Cert renew failed - CAA failure

agiorg · December 6, 2022, 8:20am

hello,

trying to renew my certificate, I get this:

All renewal attempts failed. The following certs could not be renewed:
/etc/letsencrypt/live/crm.bellesuisse.ch/fullchain.pem (failure)

1 renew failure(s), 0 parse failure(s)

IMPORTANT NOTES:

The following errors were reported by the server:

Domain: crm.bellesuisse.ch
Type: None
Detail: DNS problem: SERVFAIL looking up CAA for crm.bellesuisse.ch
- the domain's nameservers may be malfunctioning

I googled a bit, many say to wait because it could be a temporary dns fail, but it doesn't seem so... any hint?

Thanks a lot

rg305 · December 6, 2022, 8:25am

The hint is "CAA".
Is that properly configured/operating?

_az · December 6, 2022, 8:30am

In this case, it looks like a permanent error.

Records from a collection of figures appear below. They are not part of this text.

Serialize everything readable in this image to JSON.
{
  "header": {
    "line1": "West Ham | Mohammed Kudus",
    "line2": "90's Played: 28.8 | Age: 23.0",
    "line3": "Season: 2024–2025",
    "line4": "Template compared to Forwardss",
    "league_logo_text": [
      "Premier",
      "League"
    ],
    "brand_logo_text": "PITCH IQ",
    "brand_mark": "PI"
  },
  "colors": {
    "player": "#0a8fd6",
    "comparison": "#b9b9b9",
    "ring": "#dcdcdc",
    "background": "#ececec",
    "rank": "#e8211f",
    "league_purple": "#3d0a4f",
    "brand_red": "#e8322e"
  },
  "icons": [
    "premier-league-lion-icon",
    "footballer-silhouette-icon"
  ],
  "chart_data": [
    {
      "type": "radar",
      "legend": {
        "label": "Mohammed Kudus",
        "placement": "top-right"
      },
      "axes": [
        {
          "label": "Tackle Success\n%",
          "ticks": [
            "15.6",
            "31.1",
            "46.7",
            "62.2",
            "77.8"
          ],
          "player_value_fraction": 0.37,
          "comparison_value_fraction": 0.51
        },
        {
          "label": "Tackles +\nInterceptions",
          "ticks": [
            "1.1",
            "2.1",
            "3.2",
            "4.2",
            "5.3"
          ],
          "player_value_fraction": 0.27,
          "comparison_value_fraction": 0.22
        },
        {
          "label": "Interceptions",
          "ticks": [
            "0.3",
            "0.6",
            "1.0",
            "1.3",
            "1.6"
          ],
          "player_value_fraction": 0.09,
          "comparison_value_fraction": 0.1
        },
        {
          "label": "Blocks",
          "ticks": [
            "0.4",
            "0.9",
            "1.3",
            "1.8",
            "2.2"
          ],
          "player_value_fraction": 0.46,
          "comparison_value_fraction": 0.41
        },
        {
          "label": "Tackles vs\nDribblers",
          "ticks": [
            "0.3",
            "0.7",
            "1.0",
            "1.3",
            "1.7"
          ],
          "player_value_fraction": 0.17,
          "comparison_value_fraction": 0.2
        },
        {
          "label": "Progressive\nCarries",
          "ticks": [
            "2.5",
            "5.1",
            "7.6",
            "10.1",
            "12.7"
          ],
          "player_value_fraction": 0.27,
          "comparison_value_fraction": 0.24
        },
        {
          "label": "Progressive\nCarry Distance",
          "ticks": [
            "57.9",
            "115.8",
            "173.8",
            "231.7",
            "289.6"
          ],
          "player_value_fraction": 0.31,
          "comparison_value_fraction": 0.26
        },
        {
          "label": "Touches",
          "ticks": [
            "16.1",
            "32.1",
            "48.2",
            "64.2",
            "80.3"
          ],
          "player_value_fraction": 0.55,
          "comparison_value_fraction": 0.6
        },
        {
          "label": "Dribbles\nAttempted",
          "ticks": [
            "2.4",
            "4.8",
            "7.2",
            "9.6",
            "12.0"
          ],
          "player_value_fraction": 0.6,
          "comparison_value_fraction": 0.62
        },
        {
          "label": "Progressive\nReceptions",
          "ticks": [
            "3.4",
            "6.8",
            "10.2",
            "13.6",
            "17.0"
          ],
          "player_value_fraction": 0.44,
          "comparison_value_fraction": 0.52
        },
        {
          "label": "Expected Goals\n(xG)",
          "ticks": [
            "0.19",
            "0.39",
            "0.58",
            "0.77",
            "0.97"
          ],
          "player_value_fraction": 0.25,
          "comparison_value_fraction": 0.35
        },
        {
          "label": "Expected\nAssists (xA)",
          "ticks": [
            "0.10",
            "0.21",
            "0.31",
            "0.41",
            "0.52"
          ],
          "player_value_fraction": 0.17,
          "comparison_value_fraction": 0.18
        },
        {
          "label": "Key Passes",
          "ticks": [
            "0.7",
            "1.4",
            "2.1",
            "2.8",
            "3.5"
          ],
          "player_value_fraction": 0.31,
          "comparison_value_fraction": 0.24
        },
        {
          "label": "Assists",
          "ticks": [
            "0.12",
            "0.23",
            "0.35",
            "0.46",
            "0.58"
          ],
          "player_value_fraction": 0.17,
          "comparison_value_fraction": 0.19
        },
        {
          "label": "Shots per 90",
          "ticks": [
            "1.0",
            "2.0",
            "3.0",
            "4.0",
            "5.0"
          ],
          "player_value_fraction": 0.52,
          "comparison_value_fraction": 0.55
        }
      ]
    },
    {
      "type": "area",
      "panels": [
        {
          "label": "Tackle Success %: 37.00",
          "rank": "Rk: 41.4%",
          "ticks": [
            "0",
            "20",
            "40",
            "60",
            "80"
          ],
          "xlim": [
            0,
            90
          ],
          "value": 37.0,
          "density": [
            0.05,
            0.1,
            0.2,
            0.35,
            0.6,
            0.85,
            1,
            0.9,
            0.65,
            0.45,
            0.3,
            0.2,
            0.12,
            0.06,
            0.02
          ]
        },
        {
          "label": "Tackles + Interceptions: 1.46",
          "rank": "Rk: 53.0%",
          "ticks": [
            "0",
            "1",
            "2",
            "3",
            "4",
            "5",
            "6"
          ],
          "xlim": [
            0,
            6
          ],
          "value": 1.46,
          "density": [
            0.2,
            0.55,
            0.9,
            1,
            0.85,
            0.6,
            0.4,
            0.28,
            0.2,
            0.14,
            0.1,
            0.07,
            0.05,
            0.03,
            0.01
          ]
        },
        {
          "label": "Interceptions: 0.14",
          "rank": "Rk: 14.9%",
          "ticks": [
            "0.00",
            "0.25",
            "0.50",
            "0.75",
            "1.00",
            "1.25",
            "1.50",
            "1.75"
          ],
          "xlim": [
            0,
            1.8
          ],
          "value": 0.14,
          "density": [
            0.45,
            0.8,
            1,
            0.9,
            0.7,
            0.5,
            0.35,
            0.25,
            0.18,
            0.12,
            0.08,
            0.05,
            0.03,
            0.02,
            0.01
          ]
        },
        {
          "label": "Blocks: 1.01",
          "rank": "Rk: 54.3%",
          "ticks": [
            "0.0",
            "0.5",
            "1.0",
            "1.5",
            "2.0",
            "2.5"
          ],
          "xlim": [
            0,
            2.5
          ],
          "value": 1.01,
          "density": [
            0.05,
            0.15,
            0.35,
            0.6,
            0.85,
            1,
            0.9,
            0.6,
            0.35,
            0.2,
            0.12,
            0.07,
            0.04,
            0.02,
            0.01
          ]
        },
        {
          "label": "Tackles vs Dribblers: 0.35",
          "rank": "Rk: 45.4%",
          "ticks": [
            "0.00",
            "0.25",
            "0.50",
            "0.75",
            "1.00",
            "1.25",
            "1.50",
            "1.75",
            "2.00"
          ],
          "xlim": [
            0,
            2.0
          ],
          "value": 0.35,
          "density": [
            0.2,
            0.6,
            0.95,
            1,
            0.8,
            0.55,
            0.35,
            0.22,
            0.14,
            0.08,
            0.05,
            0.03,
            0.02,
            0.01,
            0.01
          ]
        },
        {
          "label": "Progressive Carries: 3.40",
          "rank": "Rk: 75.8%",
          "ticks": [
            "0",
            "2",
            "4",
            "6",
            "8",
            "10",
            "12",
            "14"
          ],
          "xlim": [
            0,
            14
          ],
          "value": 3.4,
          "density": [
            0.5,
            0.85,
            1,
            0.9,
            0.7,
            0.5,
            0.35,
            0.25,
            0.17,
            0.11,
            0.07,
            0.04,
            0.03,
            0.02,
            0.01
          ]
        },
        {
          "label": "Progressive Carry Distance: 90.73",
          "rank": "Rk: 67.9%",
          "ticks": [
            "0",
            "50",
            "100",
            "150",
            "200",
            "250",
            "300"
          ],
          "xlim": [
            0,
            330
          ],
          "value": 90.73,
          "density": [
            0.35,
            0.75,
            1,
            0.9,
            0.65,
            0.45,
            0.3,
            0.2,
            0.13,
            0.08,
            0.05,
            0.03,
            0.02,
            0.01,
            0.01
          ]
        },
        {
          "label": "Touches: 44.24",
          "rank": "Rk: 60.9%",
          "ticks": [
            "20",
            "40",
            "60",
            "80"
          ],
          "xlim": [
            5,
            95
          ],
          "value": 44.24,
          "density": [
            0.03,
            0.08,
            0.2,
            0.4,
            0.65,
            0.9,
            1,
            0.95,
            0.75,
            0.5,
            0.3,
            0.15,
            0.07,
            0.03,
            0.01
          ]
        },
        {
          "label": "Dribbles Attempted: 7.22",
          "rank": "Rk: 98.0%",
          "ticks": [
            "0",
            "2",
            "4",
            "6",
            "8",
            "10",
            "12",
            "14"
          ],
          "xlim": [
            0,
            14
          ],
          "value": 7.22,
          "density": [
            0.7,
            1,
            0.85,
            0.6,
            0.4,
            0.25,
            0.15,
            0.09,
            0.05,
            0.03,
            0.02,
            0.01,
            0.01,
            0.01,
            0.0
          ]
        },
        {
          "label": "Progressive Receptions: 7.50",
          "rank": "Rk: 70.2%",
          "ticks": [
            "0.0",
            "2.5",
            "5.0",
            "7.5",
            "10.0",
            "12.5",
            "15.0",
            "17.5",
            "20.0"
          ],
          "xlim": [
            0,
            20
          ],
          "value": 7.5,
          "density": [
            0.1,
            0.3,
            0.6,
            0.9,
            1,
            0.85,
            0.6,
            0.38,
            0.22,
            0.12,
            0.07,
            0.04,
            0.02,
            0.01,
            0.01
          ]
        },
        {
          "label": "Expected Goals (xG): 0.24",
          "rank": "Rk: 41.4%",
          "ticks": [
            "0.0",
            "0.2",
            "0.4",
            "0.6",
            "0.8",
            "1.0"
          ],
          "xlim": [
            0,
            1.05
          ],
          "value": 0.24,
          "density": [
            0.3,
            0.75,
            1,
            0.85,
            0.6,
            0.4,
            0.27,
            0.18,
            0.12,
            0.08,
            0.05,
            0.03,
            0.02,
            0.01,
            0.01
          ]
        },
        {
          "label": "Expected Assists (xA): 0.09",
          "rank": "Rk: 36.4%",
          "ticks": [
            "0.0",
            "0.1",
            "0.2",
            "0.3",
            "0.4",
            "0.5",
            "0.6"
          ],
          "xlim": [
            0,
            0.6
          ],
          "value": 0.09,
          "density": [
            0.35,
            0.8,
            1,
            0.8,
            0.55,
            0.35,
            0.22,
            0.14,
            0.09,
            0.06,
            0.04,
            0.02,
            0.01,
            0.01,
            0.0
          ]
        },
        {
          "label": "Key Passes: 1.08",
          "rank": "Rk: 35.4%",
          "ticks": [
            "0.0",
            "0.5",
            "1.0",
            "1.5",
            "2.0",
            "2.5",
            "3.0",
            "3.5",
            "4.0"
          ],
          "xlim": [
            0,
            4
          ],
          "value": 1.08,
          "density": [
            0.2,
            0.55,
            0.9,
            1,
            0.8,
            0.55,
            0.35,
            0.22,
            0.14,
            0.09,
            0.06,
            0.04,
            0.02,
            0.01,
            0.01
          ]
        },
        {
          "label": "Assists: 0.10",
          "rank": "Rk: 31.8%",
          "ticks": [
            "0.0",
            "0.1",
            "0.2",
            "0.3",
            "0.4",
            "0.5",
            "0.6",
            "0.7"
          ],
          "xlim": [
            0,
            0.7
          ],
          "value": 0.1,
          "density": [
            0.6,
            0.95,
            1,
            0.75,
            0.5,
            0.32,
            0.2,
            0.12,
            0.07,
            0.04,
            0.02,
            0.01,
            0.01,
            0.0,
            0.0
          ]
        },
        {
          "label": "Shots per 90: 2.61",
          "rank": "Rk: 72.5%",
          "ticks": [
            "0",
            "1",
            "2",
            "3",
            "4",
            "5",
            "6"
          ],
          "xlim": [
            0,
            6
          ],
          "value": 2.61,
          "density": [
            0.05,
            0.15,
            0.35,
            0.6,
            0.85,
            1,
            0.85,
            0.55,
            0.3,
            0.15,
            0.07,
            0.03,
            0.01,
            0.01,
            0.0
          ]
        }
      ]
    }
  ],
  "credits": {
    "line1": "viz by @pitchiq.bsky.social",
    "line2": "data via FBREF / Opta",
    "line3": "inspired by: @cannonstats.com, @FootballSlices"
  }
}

From what I can tell, it looks like your registrar's nameservers (ns1.register.it, ns2.register.it) are sending an invalid DNSSEC signature when querying for your domain's CAA record.

That's a lot of jargon but I think one of the following might work:

Creating a CAA record for your domain could work around the issue by avoiding having an NSEC response
Disabling DNSSEC for your domain at your registrar, which will avoid signature validation
Contacting whoever runs register.it and asking them to rehash (create DNSSEC signatures) for your zone.

system · January 5, 2023, 8:30am

This topic was automatically closed 30 days after the last reply. New replies are no longer allowed.